Türk Eğitim Sistemi’nde; anayasaya aykırı kimi aleni, kimi gizli kapaklı gerici hamleleri yıllar yılı yazıyorum. AKP’nin, ‘Koltuğu her an gitti gider’ noktasında kıvrandırdığı 9. Eğitim Bakanı Yusuf Tekin, AKP’nin 23 yılda eğitimde yaptığı cumhuriyet karşıtı değişikliklerin kilit noktasındaki isimdir. Müsteşardı, Türkiye’yi karanlığa sürükleyen eğitim politikalarının temelini, o attı. Ulus devletin devamlılığının en önemli harçlarından Andımız’ı kaldıran, ilk adımı attı. “Türküm, doğruyum, çalışkanım” diye başlayıp, “Ne mutlu Türküm diyene” şeklinde biten andı ırkçı (!) bulmuşlardı. Eğitim sendikaları, davalar açıp, kazandı. Danıştay, ‘Andımız okutulsun’ diye onadı. Görmezden geldiler.
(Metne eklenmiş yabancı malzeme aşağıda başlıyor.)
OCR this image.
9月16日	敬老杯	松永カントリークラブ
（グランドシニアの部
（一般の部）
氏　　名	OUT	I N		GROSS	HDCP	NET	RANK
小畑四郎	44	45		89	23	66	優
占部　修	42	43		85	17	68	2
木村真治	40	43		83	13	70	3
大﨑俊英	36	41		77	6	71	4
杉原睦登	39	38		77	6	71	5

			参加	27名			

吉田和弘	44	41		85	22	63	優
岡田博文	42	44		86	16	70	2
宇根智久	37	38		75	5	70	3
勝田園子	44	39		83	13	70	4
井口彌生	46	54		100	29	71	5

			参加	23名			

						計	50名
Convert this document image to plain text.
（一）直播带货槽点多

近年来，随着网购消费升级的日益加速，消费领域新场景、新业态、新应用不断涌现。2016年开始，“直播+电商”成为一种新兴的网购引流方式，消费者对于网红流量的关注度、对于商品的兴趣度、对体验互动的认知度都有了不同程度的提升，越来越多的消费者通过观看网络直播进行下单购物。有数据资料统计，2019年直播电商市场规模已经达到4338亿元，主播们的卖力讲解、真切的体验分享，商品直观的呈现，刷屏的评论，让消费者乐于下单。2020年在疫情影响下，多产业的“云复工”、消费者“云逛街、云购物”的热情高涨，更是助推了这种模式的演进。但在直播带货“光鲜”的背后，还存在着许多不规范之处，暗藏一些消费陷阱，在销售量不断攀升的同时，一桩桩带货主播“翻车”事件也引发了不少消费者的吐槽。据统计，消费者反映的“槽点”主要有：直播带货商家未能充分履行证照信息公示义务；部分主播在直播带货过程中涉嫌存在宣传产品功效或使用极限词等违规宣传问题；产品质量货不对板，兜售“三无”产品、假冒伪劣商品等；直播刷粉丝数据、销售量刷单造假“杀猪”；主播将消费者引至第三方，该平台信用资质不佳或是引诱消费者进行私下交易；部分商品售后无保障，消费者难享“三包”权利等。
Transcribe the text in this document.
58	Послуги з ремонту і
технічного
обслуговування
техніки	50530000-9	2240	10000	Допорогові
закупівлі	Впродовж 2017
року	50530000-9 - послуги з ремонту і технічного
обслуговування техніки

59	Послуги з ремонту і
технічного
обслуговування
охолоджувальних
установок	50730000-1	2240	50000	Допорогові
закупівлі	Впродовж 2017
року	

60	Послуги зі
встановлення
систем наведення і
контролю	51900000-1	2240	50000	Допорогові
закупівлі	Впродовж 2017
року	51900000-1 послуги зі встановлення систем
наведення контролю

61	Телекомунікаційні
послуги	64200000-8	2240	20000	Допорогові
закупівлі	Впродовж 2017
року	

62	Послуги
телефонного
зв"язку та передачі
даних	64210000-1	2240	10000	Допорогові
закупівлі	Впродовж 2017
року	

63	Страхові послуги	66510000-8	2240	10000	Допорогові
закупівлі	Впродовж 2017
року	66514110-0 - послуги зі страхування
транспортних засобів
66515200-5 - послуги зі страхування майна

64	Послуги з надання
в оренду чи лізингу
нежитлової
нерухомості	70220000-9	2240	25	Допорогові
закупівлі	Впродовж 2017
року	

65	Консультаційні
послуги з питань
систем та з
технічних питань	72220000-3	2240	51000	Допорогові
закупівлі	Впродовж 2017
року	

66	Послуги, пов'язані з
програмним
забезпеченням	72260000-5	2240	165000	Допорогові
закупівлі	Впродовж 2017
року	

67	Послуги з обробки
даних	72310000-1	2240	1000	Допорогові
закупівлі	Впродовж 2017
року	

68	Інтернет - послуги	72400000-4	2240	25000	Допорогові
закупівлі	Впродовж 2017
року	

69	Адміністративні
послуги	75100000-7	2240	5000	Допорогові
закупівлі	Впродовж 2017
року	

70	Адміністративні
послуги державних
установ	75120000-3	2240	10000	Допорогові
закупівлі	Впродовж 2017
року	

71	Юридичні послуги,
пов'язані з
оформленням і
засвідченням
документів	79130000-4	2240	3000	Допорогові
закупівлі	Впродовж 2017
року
Mini mini birlerden niye bu kadar korkmuşlardı? Korkmakta haklılar!

KARANLIKLAR GECESİ

Türk Eğitim Sistemi’nde, bir gece yarısı operasyonuyla gözaltına alınan CHP’li belediye başkanlarının sıralandığı görüntülerin servis edildiği anlarda, çok önemli bir yasa değişikliği yapıldı. Hissetmek, hukukta suç mu? Hukuk varsa elbette suç olamaz. Masumiyet karinesi ayaklar altına alınan o görüntüler, Hitler dönemi Nazi Almanya’sında infaza götürülen Yahudileri hatırlattı. Türk halkı, milyonların oylarıyla seçilen belediye başkanlarının görüntüsüne kilitlenmişti. İşte o kör karanlık gece yayınlanan Resmi Gazete’de; 660 sayılı yasanın 3, 4, 6, 8, 9 maddeleri ile ç, f  bentleri değişti. Anayasa Mahkemesi’nce iptal edilen, Türkiye Cumhuriyeti’nin kuruluş ve laik eğitim ilkelerine aykırı maddeler yasalaştı.

EĞİTİM İMAMLARI

AKP’nin, KHK’lar ve ÇEDES gibi projelerle şimdiye kadar illegal yaptığı şeri eğitim yasalaştı. MEB kadrolu, pedagojik formasyonlu 50 bin din kültürü öğretmeni yok sayıldı. Anaokulundan, üniversiteye eğitimde ipler, Diyanet’in eline geçti. Diyanet’in istediği kişiler okullara, ‘Baş imam, vaiz, manevi danışman, abi, abla…’ gibi sıfatlarla atanacak. ‘Sıraya sürtünerek oturmak günah’ diyen de, ‘Atatürk, din düşmanı’ diyen de, yasa gücüyle sınıfa girecek. Kars’tan Edirne’ye onlarca okulda; sınıfta maket mezarlarla sabır dersi, kanlı kol bacaklarla cihat, elde bıçakla kurban kesimi dersi sıradanlaşacak. Diyanet’i kuran Atatürk’ün adını ağzına bir kez bile almayan DİB Ali Erbaş, muadil Milli Eğitim Bakanı ve YÖK Başkanı oldu. Geceyarısı yasa değişikliğiyle AKP imamlarına teslim edilen gerici eğitimden çocuklarınızı koruyun!